Webseite: Facebook / Bandcamp

Wer heutzutage im Dickicht des Post Punks eine Spur hinterlassen will, hat es schwer. Monatlich schießen massig Bands aus dem Genre in die Hitparaden von Bandcamp oder anderen Musikstreamingdiensten, sehr oft KI liebend. Dieses Duo schafft es, auf mehreren Wegen Spuren zu hinterlassen, denen man gerne folgt, auch wenn es angesichts der tiefgehenden, teils sehr persönlichen Texte und dem Wissen des Hintergrunds, nicht ganz einfach ist, auf den Button „Konsumieren“ zu hauen.

Der Opener „Leaving The Flat“ ist ein in sich komplexer, saitenorientierter Song, der geschickt das rotzige und schroffe des 80er Dark Wave’s nach außen kehrt (Killing Joke, Easy Cure, Wipers) und in der hintersten Ecke die samtene Melodielinie versteckt, während Rio mit zerbrechlicher Stimme der Traurigkeit eine ganz besondere Plattform gibt. Das folgende „These Grey Alleys“ ist im Gesamtkontext wesentlich harmonischer inszeniert. Die Saiten verteilen ihren curesken Charme mit einer unglaublichen Leichtigkeit, während zwischendrin die dunkle Erhabenheit förmlich zu schweben scheint. Geschickt gesetzte Fixpunkte, verschmähte Blicke nach „Faith“. Die Schwermut küsst den verträumten Romantiker und lässt ihn dann textlich doch etwas hilflos zurück.

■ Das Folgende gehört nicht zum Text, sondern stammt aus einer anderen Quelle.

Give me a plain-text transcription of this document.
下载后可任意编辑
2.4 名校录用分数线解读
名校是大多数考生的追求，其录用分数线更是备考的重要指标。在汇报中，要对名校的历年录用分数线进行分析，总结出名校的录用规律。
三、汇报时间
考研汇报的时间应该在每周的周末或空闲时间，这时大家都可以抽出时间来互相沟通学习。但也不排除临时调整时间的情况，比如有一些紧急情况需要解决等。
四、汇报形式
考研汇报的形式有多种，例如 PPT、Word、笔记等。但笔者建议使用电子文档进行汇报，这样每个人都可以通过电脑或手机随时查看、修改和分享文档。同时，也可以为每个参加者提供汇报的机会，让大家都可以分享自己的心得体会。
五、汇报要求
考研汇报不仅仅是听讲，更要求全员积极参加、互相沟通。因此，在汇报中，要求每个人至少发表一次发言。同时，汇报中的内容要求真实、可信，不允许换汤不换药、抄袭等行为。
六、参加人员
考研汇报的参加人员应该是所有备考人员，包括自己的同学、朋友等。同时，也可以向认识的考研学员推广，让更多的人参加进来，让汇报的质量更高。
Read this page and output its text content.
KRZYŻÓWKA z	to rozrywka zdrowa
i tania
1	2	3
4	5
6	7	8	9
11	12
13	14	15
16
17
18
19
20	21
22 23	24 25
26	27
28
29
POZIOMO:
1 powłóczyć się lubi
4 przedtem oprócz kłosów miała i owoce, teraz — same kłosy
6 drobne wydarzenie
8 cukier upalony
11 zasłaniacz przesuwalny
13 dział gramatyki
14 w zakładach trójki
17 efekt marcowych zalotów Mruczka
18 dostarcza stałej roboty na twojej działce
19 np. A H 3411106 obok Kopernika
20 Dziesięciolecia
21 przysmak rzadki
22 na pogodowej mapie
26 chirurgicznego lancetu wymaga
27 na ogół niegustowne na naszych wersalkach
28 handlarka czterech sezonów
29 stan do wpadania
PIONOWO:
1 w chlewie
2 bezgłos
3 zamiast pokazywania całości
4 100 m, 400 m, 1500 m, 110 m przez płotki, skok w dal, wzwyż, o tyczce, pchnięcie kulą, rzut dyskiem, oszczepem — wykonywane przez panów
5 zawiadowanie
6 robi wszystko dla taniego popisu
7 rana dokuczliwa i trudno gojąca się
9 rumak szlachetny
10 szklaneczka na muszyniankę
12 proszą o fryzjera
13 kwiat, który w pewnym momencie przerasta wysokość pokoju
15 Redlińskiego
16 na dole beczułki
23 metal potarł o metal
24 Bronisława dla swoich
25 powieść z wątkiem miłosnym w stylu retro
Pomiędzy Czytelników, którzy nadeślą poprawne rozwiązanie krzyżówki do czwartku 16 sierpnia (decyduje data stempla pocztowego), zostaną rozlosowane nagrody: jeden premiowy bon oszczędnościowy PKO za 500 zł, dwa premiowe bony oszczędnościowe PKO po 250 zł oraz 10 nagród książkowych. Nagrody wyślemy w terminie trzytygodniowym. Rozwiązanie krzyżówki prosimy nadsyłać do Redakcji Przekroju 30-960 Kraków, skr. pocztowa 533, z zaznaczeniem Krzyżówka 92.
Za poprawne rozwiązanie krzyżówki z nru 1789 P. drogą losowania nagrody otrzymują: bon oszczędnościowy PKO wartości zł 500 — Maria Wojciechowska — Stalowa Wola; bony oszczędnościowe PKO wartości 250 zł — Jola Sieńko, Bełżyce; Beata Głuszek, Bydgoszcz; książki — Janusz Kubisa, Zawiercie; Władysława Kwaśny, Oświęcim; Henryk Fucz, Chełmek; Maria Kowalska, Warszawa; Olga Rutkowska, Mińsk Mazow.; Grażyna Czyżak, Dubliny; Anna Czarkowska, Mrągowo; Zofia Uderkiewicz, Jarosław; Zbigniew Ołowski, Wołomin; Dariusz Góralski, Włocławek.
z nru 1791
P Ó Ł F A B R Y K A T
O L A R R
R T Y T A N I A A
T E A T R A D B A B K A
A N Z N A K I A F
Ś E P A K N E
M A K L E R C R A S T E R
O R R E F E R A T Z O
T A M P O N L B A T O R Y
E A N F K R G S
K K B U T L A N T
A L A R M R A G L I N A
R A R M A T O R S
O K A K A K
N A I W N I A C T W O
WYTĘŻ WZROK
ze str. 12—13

In seiner Einsamkeit muss er dann bei „Tropfen“ so richtig leiden. Bedrückend und mit verlorener Eleganz ist „Tropfen“ der Alptraum-Song schlechthin. In bester alter Neubauten-Tradition sind es Wörter, nicht Sätze, die sich in Gehirnwendungen festsetzen und dort Bilder malen, die Dali’schen Traumsequenzen aus alten Filmen ähneln. Bei „The Last Year“ entlockt ein kleiner Liebreiz der Melodie gar ein Lächeln angesichts der Linie, die leicht kühl erscheint und die frühen 80er heraufbeschwört. Der Text wird mit einer verführerisch-fragilen Stimme dargeboten und beschäftigt sich mit den Erlebnissen des letzten Jahres. Immer wieder begeisternd ist es, wie es gelingt alles wie eine Jam Session nach einer nächtlichen Rückkehr von einem (Cure-) Konzert erklingen zu lassen und auf dem zweiten Ohr den Arbeitsschweiß tropfen zu lassen. Das dritte Ohr versteckt sich im Keller und heult leise vor sich hin. „Effect Z“ klingt wie ein ewiger Kampf gegen das Zulassen von Gefühlen. Die depressive Grundstimmung nicht verpackt in ein gut klingendes Kleinod, sondern einfach verworren dem Fluss der Gedanken hingeschmissen. Das macht dem Zuhörer beim Genuss Probleme, ist aber in sich stimmig wie eine Träne nach dem Tod eines geliebten Menschen. „No Room“ lässt kurzfristig etwas balladeskes, tastenorientiertes aufblitzen, aber ganz schnell befindet man sich wieder in diesem ganz besonderen Universum von THE CALM GREY, dort wo Meteoriten den Klang variieren, wo die Menschen leben, die wir nicht mehr sehen können. Dort, wo die Liebe zur Musik seine Heimat verordnet.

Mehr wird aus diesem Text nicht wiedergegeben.